Des changements anatomiques remarquables
Les chercheurs ont observé d’importants changements anatomiques et comportementaux chez les polyptères. Les poissons devenus terrestres se déplaçaient plus efficacement sur le sol en rapprochant leurs nageoires de leur corps, relevaient davantage la tête et empêchaient leurs nageoires de glisser aussi efficacement que les poissons élevés dans l’eau. Sur le plan anatomique, leur squelette pectoral s’est allongé et présentait des attaches thoraciques plus solides ‒ vraisemblablement pour assurer un soutien accru pendant les déplacements ‒, ainsi qu’un contact plus limité avec le crâne ‒ peut-être pour permettre une plus grande amplitude de mouvement au niveau de la tête et du cou, a précisé Trina Du, doctorante mcgilloise et collaboratrice de l’étude.

« Comme plusieurs de ces modifications anatomiques correspondent aux données du registre fossilifère, nous pouvons supposer que les changements comportementaux observés témoignent également du phénomène qui s’est produit lorsque les poissons fossiles se sont déplacés pour la première fois sur la terre ferme à l’aide de leurs nageoires », affirme le professeur Hans Larsson, titulaire de la Chaire de recherche du Canada en macroévolution à l’Université McGill et professeur agrégé au Musée Redpath.

Une expérience unique
Cette expérience sur le polyptère devenu terrestre est unique et propose de nouvelles pistes quant à la façon dont les poissons fossiles pourraient avoir utilisé leurs nageoires en milieu terrestre, ainsi que les processus évolutifs à l’origine de ce changement.

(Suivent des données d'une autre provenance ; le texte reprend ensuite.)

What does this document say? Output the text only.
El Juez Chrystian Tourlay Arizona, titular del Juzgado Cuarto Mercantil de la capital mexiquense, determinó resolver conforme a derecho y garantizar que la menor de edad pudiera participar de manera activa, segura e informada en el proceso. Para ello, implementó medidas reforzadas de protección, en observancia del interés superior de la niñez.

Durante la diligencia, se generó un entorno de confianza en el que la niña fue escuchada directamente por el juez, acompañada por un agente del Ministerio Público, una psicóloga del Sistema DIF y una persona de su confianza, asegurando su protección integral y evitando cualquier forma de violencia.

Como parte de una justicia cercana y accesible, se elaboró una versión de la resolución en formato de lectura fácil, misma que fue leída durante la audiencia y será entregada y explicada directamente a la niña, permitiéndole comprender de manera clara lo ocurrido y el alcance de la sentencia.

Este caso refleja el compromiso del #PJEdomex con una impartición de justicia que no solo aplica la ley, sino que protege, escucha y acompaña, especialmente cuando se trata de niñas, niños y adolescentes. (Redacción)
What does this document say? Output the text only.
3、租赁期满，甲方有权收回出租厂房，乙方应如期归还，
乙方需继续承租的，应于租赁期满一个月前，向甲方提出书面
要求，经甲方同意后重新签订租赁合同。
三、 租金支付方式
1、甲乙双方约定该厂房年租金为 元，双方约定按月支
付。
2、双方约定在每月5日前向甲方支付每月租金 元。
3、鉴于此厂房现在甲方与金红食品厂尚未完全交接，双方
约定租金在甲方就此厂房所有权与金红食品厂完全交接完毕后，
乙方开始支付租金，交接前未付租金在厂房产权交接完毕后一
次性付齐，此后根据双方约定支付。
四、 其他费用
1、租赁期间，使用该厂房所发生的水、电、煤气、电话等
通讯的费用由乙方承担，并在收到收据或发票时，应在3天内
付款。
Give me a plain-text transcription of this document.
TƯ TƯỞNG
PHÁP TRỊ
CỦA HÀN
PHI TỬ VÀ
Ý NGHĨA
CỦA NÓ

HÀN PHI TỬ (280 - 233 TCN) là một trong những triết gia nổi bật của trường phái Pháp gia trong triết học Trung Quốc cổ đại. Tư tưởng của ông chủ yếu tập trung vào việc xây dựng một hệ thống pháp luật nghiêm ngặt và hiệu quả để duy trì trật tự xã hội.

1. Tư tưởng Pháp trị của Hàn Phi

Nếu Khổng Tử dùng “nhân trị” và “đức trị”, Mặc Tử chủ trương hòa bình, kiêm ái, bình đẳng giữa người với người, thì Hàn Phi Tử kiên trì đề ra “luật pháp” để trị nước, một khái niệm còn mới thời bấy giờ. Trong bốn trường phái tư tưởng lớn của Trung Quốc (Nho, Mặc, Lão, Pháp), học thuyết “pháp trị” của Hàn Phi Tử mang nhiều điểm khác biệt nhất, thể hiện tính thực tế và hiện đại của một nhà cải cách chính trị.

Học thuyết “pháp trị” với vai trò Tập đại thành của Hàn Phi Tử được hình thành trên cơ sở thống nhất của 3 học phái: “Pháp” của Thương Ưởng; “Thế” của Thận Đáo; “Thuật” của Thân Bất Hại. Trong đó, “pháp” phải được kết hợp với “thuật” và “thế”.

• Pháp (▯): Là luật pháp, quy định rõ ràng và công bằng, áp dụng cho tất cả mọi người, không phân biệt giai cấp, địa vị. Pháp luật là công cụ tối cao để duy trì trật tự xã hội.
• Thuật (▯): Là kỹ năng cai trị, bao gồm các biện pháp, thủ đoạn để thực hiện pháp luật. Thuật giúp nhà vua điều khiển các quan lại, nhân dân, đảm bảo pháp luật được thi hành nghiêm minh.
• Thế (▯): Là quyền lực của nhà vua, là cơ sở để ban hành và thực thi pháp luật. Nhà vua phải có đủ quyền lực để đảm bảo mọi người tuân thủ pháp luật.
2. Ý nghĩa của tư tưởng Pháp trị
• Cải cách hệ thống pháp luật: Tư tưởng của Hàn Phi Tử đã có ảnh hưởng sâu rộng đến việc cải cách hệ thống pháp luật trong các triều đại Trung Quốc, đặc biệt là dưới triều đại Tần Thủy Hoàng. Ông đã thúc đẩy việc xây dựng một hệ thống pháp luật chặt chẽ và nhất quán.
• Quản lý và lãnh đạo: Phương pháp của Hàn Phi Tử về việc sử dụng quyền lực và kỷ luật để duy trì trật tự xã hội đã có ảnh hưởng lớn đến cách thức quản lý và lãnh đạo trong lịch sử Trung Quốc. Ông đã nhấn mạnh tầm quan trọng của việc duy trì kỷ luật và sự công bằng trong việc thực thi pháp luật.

« À notre connaissance, il s’agit de la première expérience ayant permis de démontrer que la plasticité du développement pourrait avoir favorisé une transition évolutive à grande échelle, grâce à de nouveaux comportements et structures anatomiques susceptibles d’être génétiquement fixés plus tard par voie de la sélection naturelle », affirme le professeur Larsson.

Cette étude a été réalisée par Emily Standen, maintenant à l’Université d’Ottawa, et Hans Larsson et Trina Du, tous deux de l’Université McGill.

Cette étude a été financée par le Programme des chaires de recherches du Canada, le Conseil de recherches en sciences naturelles et en génie du Canada et la bourse de recherche postdoctorale Tomlinson.